Even in my helpless state, I still make up words. Incredible. Most people would be extremely afraid right now. But my name is Lifeguard, and I have to think. Fear would only interfere with that right now.
I hear footsteps descending the stairs.
“Lifeguard!” the man shouts when he has neared the bottom.
I turn my body to look at the man. His left arm still hangs limply by his side, just as when I see him in his sedan. He stares at me for a second, and my mind races.
My training prepared me for this.
He didn’t bother to check me for weapons. No one ever expects an old lady to be packing heat. I pulled the 50 caliber out of my belt and blew a hole in his stomach. Another in his chest. His facial expression changed little, since the porn and drugs had left him looking dead and glazed over already.

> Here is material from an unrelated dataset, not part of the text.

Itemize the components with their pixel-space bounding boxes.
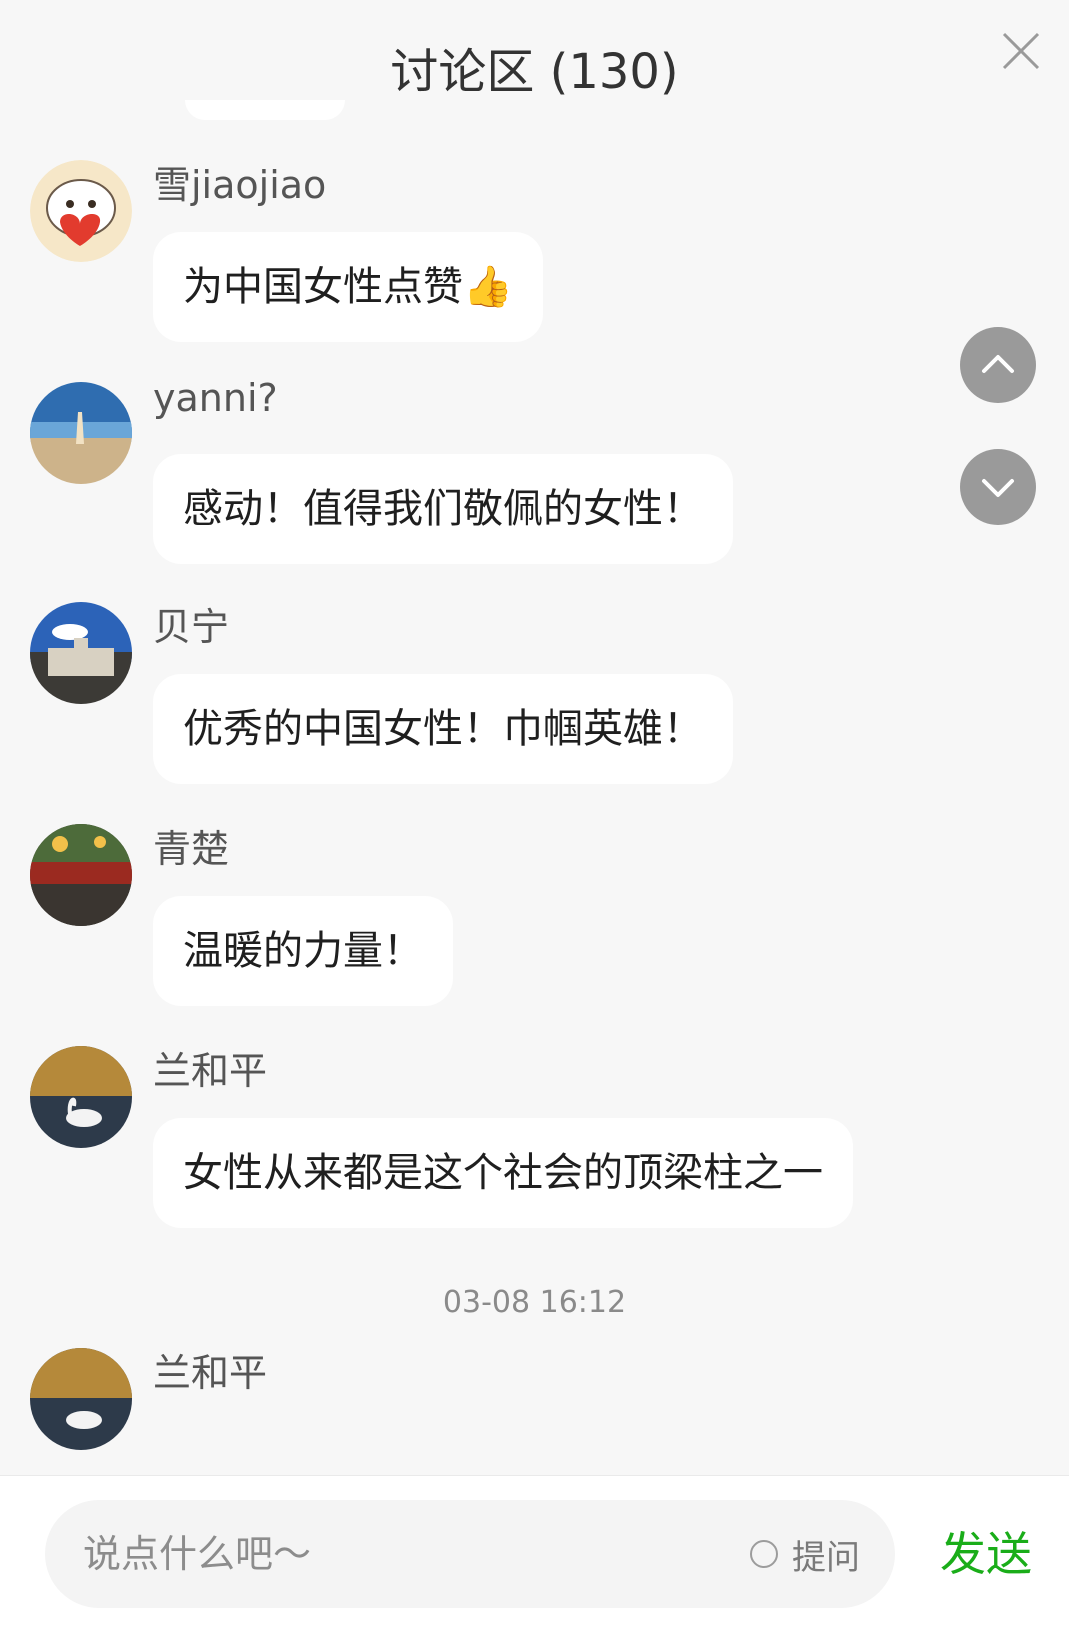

A pitbull upstairs began barking at the sound of the shots, and as he raced down the stairs, testicles in full swing, I popped a hole in his side as well. I went up the stairs and out into the bright morning sun. I got in the man’s sedan, found the keys under the seat, and turned the ignition until it kicked to life. Driving back to my flat proved more difficult than expected, thanks to my now sideways neck.
When I got home, I made sure to reload the three rounds I had spent.
My name is Lifeguard, and I just might be the old lady who is so paranoid she kills everyone else.